Outside the Marvel universe, which is about as unaware of real-world power as fiction can get, a person's power is defined by how many people will follow his wishes, with modifiers for how long they'll follow it, to what difficulty, against at what risk, and how immoral they're willing to be for their master. It doesn't matter how the person does it: through economic power (money, salaries, retainers), through sheer threat and force, political power, bullying, or even just through gentle persuasion. People have social tendencies. They try to form up into groups against other people they fear.  

What's so amazing about Trump is how deeply in denial they bury doubts about him. The most harmful thing about Trump is that he's taught his followers to lie with him, for him, and about him. Once a politician accomplishes that, he need only golf and enjoy his dictatorship. His followers will lie to each other, blinding each other to his every failing and flaw, spinning his defeats into victories. This is why GOP senators are supporting him.

Trump isn't like authoritarians we see in fiction. He's not a criminal mastermind. He had some good instincts about power, but it came from a background of having power handed, and being allowed to bully people with it. He never quite had the grasp of political power, especially in a democracy like the US. I believe he always thought the presidency was a dictatorship and couldn't understand why other presidents were always so restrained. As a sociopath, he could only see that restraint as weakness. His narcissism makes him believe that everyone thinks just like him, only they're weak and dumb.

He honestly thought Clinton, Biden and whoever stood in his way were guilty of something because he was. He believed all he had to do was focus people's attention on it, and their crimes would become plain. No coincidence this is exactly how the GOP acted about Hillary Clinton. No matter how many times she was proved not guilty, the GOP base became more convinced of her wrongdoing. The fact that they didn't find any simply meant that she was also a criminal mastermind.    

Trump definitely wasn't one. He wasn't intelligent: i.e. he sent a confession of his Ukraine caper to Nancy Pelosi, and was then stunned that he was immediately impeached. He was a liar, but he had no subtlety or guile. You could see his insurrection coming months away. His influence over his followers is still great, but his power is mortally wounded.
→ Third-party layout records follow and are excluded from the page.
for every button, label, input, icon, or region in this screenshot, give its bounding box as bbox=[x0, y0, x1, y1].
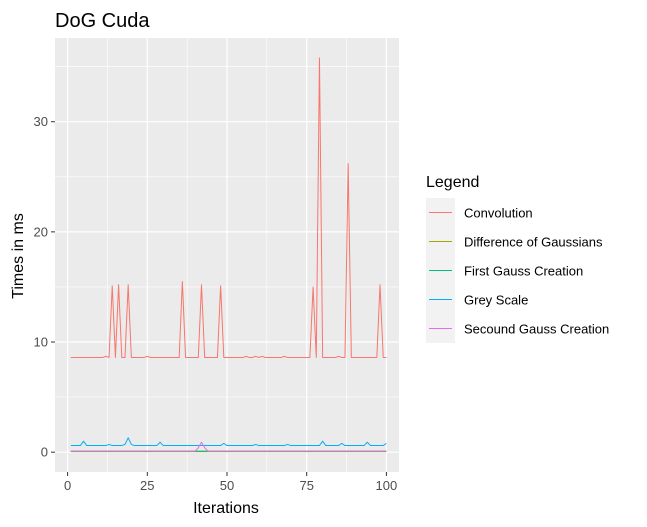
legend-label: Secound Gauss Creation bbox=[464, 322, 609, 337]
x-tick-label: 75 bbox=[299, 478, 313, 493]
legend-items: Convolution Difference of Gaussians First … bbox=[426, 198, 609, 343]
x-tick-label: 25 bbox=[140, 478, 154, 493]
legend-label: Grey Scale bbox=[464, 293, 528, 308]
x-axis-title: Iterations bbox=[193, 500, 259, 517]
x-tick-label: 50 bbox=[220, 478, 234, 493]
y-tick-label: 20 bbox=[34, 224, 48, 239]
y-tick-label: 10 bbox=[34, 335, 48, 350]
y-tick-label: 0 bbox=[41, 445, 48, 460]
axis-ticks: 0 25 50 75 100 0 10 20 30 bbox=[34, 114, 398, 493]
x-tick-label: 100 bbox=[376, 478, 398, 493]
y-axis-title: Times in ms bbox=[10, 213, 27, 299]
x-tick-label: 0 bbox=[64, 478, 71, 493]
series-line-secound-gauss-creation bbox=[70, 441, 387, 452]
major-gridlines bbox=[55, 38, 399, 472]
legend: Legend Convolution Difference of Gaussian… bbox=[426, 174, 609, 343]
series-lines bbox=[70, 57, 387, 453]
series-line-convolution bbox=[70, 57, 387, 358]
legend-label: Convolution bbox=[464, 206, 533, 221]
chart-title: DoG Cuda bbox=[55, 10, 150, 32]
legend-title: Legend bbox=[426, 174, 479, 191]
legend-label: First Gauss Creation bbox=[464, 264, 583, 279]
series-line-grey-scale bbox=[70, 437, 387, 447]
y-tick-label: 30 bbox=[34, 114, 48, 129]
legend-label: Difference of Gaussians bbox=[464, 235, 603, 250]
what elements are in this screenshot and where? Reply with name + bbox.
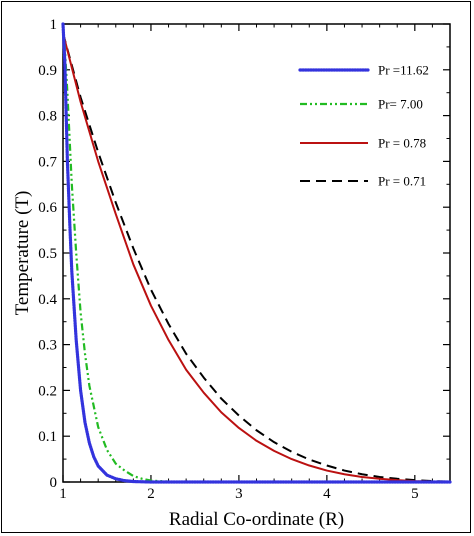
x-tick-label: 1: [59, 486, 67, 502]
x-tick-label: 3: [235, 486, 243, 502]
y-tick-label: 0.8: [38, 109, 57, 125]
y-tick-label: 0.3: [38, 338, 57, 354]
y-tick-label: 0.1: [38, 429, 57, 445]
y-tick-label: 1: [50, 17, 58, 33]
y-tick-label: 0.2: [38, 383, 57, 399]
series-line-1: [61, 22, 452, 484]
x-tick-label: 2: [147, 486, 155, 502]
series-line-2: [61, 23, 450, 484]
legend-label-3: Pr = 0.78: [378, 136, 426, 151]
plot-area: [62, 23, 451, 483]
series-layer: [61, 22, 452, 484]
series-line-3: [62, 32, 451, 483]
x-tick-label: 4: [323, 486, 331, 502]
y-tick-label: 0: [50, 475, 58, 491]
y-tick-label: 0.4: [38, 292, 57, 308]
legend-label-1: Pr =11.62: [378, 63, 429, 78]
axes-box: [62, 23, 451, 483]
series-line-4: [62, 32, 451, 483]
y-tick-label: 0.6: [38, 200, 57, 216]
x-axis-title: Radial Co-ordinate (R): [169, 509, 344, 530]
legend-label-4: Pr = 0.71: [378, 174, 426, 189]
y-axis-title: Temperature (T): [12, 191, 33, 316]
y-tick-label: 0.9: [38, 63, 57, 79]
x-tick-label: 5: [411, 486, 419, 502]
y-tick-label: 0.5: [38, 246, 57, 262]
axis-ticks: 1 2 3 4 5 0 0.1 0.2 0.3 0.4 0.5 0.6 0.7 0.8 0.9 1: [38, 17, 450, 502]
legend-label-2: Pr= 7.00: [378, 97, 423, 112]
y-tick-label: 0.7: [38, 154, 57, 170]
legend: Pr =11.62 Pr= 7.00 Pr = 0.78 Pr = 0.71: [298, 63, 429, 189]
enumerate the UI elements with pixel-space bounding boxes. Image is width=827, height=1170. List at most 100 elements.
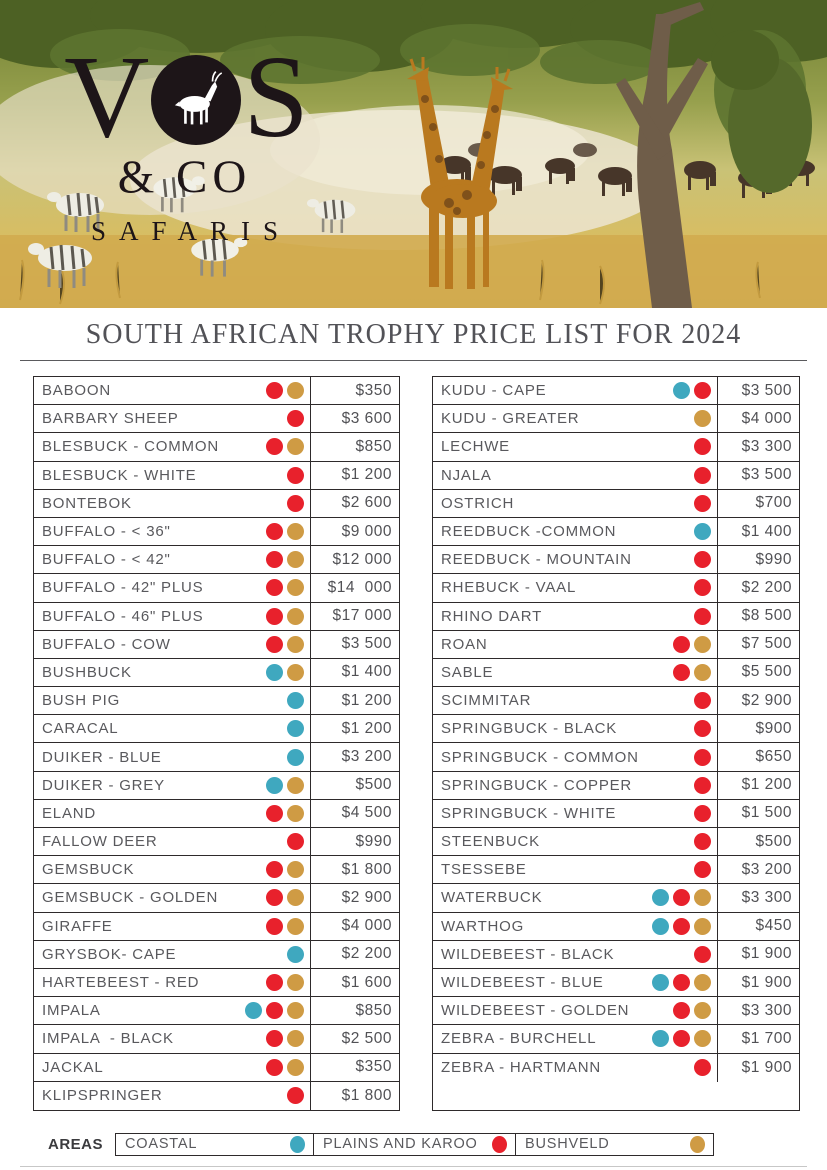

Once people begin to realize that his power to take revenge is in eclipse, his people will grow distracted and doubtful. Give it six months to a year, and ambitious politician like Cruz or Hawley will begin to pick apart his following.

Unfortunately, those two have learned from Trump, and they're much more intelligent. If Republicans win the next presidential election, it'll be the last election. A marginal win in one election won't get the US out of this crisis. The Dems must win the next three elections, by higher and higher margins.